The appellant appealed against the ruling dated 30 July 2018, made again within the context of the preliminary hearing on 29 October 2018, to the Court of Appeal which dismissed the appeal on 21 December 2018. It held that the category of perpetrator defined as “a public official or person acting in an official capacity” in section 134 CJA is not confined to those acting on behalf of a recognised state but “covers any person who acts otherwise than in a private and individual capacity for or on behalf of an organisation or body which exercises or purports to exercise the functions of government over the civilian population in the territory which it controls and in which the relevant conduct occurs. Furthermore, it covers any such person whether acting in peace time or in a situation of armed conflict.” (para 69) The Court of Appeal noted that it had expressed its conclusion in slightly different language from that of Sweeney J in his ruling, but it considered that the test he adopted and applied was not materially different on the facts of the case and that his subsequent ruling on the factual submission of no case to answer was not affected by the difference.
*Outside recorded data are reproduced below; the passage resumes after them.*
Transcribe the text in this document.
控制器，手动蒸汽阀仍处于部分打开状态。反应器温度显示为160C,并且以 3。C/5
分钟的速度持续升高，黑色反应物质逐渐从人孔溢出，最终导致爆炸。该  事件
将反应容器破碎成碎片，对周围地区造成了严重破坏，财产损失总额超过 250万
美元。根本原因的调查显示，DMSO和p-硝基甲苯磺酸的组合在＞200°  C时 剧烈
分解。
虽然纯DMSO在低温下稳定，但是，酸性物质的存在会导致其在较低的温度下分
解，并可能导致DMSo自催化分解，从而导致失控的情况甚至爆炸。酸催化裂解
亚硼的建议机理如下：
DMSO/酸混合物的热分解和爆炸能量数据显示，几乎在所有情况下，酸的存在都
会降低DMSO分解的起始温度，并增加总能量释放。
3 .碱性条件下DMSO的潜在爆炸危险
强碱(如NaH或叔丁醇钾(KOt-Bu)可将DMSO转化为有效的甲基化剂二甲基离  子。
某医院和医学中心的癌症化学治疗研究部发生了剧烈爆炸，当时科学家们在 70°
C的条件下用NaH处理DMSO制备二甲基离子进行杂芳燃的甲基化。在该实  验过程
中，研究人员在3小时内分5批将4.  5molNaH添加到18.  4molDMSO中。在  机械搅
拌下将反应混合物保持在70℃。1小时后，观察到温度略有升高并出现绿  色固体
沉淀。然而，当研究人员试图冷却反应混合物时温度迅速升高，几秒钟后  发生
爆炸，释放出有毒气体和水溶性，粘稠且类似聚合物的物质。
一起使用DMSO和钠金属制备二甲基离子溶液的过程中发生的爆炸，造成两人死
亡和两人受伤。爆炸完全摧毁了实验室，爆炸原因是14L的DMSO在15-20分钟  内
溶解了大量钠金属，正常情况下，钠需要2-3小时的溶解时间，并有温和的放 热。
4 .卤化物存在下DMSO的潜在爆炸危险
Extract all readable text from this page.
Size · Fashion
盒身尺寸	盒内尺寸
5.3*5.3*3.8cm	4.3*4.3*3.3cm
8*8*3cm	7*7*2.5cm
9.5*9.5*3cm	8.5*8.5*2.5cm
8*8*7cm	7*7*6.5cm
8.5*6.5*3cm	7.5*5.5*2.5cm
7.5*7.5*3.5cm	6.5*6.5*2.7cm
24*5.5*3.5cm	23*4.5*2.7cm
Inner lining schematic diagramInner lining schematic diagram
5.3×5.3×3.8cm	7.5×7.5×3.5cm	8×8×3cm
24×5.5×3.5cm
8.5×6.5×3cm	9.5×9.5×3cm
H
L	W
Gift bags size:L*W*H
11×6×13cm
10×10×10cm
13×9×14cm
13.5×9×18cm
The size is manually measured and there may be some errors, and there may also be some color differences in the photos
Accordingly, the appeal was dismissed.

12

On 13 February 2019 the Supreme Court (Lady Hale, Lord Reed and Lord Kerr) granted permission to appeal.

The UN Convention against Torture and its implementation
13

It is necessary to identify and apply the law as it existed at the dates on which it is alleged that the offences in the indictment were committed.

14

Section 134 CJA provides in relevant part:

“134. Torture

(1) A public official or person acting in an official capacity, whatever his nationality, commits the offence of torture if in the United Kingdom or elsewhere he intentionally inflicts severe pain or suffering on another in the performance or purported performance of his official duties.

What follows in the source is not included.